Photo by Kevin Berne.

By Morris Panych
Directed by Morris Panych
American Conservatory Theater
March 25-April 18, 2010

Silence is golden but on the stage it can be pretty tricky. Unless you are Harold Pinter or an actor in a British pantomime. Canadian triple threat playwright/director/actor Morris Panych uses it as a tool in his comedy “Vigil” and, as wielded by veteran actress Olympia Dukakis, it is a mighty weapon, although perhaps not requiring a performer of her stature.

“Vigil” is a very funny play about a very serious subject – death. A man (Marco Barricelli in a welcome return to American Conservatory Theater) rings the doorbell of a ramshackle apartment (wonderfully cluttered by set designer Ken MacDonald) to find a somewhat hostile, definitely confused old lady (Dukakis) glaring at him. She is the aunt he hasn’t seen in 30 years and he has left his job and packed a suitcase in order to rush to her deathbed. He needn’t have been in such a hurry. More than a year passes, in a fast series of short scenes, most of them ending on a one-liner, and Kemp, the man, is still hanging around, bringing his aunt Grace butterscotch pudding and planning her funeral.

He rehearses the eulogy, choreographs the cremation and gives away her clothes (those that he doesn’t casually dress up in) while she sits silent on the bed, sometimes astonished, sometimes amused. Dukakis’ face speaks volumes, although she utters only a few lines, the first as the Act One curtain falls. The man, on the other hand, never stops talking – going over his miserable childhood, unloved, unnoticed, his father manic-depressive and suicidal, his mother a lush. He blames his idealized, once-glamorous aunt for never coming to rescue him. He has grown up to be an isolated, friendless, somewhat asexual cipher in a dead-ended bank job. He blames her for that, too.

This is not the handsome, suave Barricelli who graced the ACT stage for years as a member of the core acting ensemble before leaving to head up Shakespeare Santa Cruz. Disheveled and defeated, his shoulders slumping and his head hanging, the actor fully inhabits the character of the lonely Kemp. Sometimes it seems as though he is the one who is dying, especially over time as he deteriorates and the old woman seems to perk up, putting on lipstick and sneaking out of bed when his back is turned. In spite of the gravity of the subject, however, the laughs keep coming, never more than when, in desperation, Kemp devises a number of intricate plans to hasten his aunt’s demise.

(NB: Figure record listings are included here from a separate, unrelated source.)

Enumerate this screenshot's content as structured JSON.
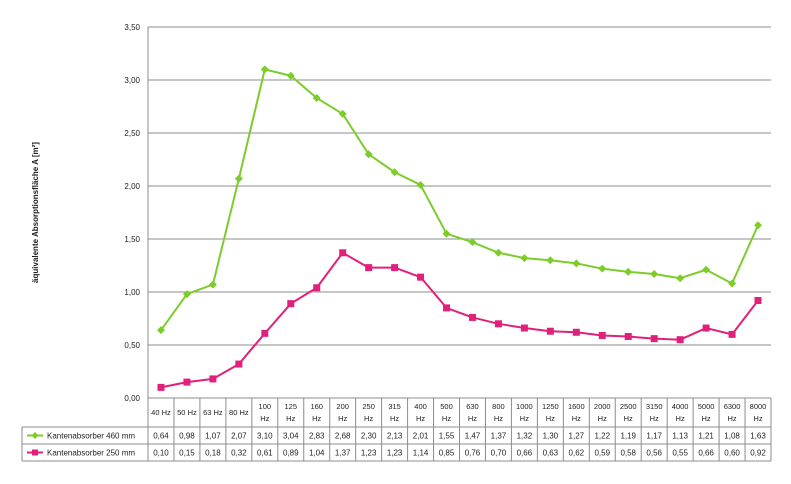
{
  "chart_data": {
    "type": "line",
    "ylabel": "äquivalente Absorptionsfläche A [m²]",
    "ylim": [
      0,
      3.5
    ],
    "yticks": [
      "0,00",
      "0,50",
      "1,00",
      "1,50",
      "2,00",
      "2,50",
      "3,00",
      "3,50"
    ],
    "grid": true,
    "legend": "data table below chart",
    "categories": [
      [
        "40 Hz"
      ],
      [
        "50 Hz"
      ],
      [
        "63 Hz"
      ],
      [
        "80 Hz"
      ],
      [
        "100",
        "Hz"
      ],
      [
        "125",
        "Hz"
      ],
      [
        "160",
        "Hz"
      ],
      [
        "200",
        "Hz"
      ],
      [
        "250",
        "Hz"
      ],
      [
        "315",
        "Hz"
      ],
      [
        "400",
        "Hz"
      ],
      [
        "500",
        "Hz"
      ],
      [
        "630",
        "Hz"
      ],
      [
        "800",
        "Hz"
      ],
      [
        "1000",
        "Hz"
      ],
      [
        "1250",
        "Hz"
      ],
      [
        "1600",
        "Hz"
      ],
      [
        "2000",
        "Hz"
      ],
      [
        "2500",
        "Hz"
      ],
      [
        "3150",
        "Hz"
      ],
      [
        "4000",
        "Hz"
      ],
      [
        "5000",
        "Hz"
      ],
      [
        "6300",
        "Hz"
      ],
      [
        "8000",
        "Hz"
      ]
    ],
    "series": [
      {
        "name": "Kantenabsorber 460 mm",
        "color": "#7ccc2a",
        "marker": "diamond",
        "values": [
          0.64,
          0.98,
          1.07,
          2.07,
          3.1,
          3.04,
          2.83,
          2.68,
          2.3,
          2.13,
          2.01,
          1.55,
          1.47,
          1.37,
          1.32,
          1.3,
          1.27,
          1.22,
          1.19,
          1.17,
          1.13,
          1.21,
          1.08,
          1.63
        ],
        "labels": [
          "0,64",
          "0,98",
          "1,07",
          "2,07",
          "3,10",
          "3,04",
          "2,83",
          "2,68",
          "2,30",
          "2,13",
          "2,01",
          "1,55",
          "1,47",
          "1,37",
          "1,32",
          "1,30",
          "1,27",
          "1,22",
          "1,19",
          "1,17",
          "1,13",
          "1,21",
          "1,08",
          "1,63"
        ]
      },
      {
        "name": "Kantenabsorber 250 mm",
        "color": "#e0207a",
        "marker": "square",
        "values": [
          0.1,
          0.15,
          0.18,
          0.32,
          0.61,
          0.89,
          1.04,
          1.37,
          1.23,
          1.23,
          1.14,
          0.85,
          0.76,
          0.7,
          0.66,
          0.63,
          0.62,
          0.59,
          0.58,
          0.56,
          0.55,
          0.66,
          0.6,
          0.92
        ],
        "labels": [
          "0,10",
          "0,15",
          "0,18",
          "0,32",
          "0,61",
          "0,89",
          "1,04",
          "1,37",
          "1,23",
          "1,23",
          "1,14",
          "0,85",
          "0,76",
          "0,70",
          "0,66",
          "0,63",
          "0,62",
          "0,59",
          "0,58",
          "0,56",
          "0,55",
          "0,66",
          "0,60",
          "0,92"
        ]
      }
    ]
  }
}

 A stunning revelation in Act Two turns the play around and, at the end; the friendship that has grown between the two shut-ins is apparent, and moving. The conclusion is poignant. “Vigil” is not a great play but it is a highly entertaining two hours in the theater. And the acting, whether it is Barricelli running on and on or Dukakis in her reactive silence, is worth the ticket price.